CHPH-FM
- Wemindji, Quebec; Canada;
- Frequency: 99.7 MHz

Programming
- Format: community radio

Ownership
- Owner: Wemindji Telecommunications Association

Technical information
- Class: B
- ERP: horizontal polarization only: 7.45 kWs average 24.65 kWs peak
- HAAT: 110.5 metres (363 ft)

= CHPH-FM =

First Nations community radio station in Wemindji, Quebec

CHPH-FM is a First Nations community radio station that operates at 99.7 FM in Wemindji, Quebec, Canada. The station also broadcasts a low-power relay as CHPH-FM-1 at 92.5 FM.
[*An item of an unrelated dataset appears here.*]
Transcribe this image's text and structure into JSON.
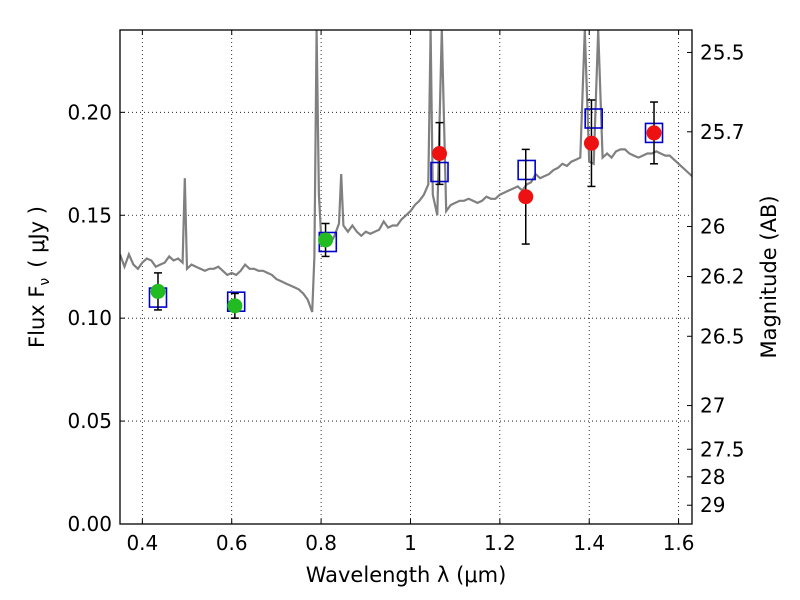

The station is owned by Wemindji Telecommunications Association. From a 200-foot tower on a 250-foot hill overlooking Wemindji, CHPH FM Radio reaches 110–125 km beyond the community, providing programming to about 100 km of the unserved James Bay highway. CHPH-FM effective radiated power is 24,650 watts (peak). FM programming services include local community productions and regional network news and features from the James Bay Cree Communications Society.

In addition, Wemindji territory has regional 2-way radio for public safety, transportation and community businesses and IP phone capability.

The president of the Association is Joseph Blackned.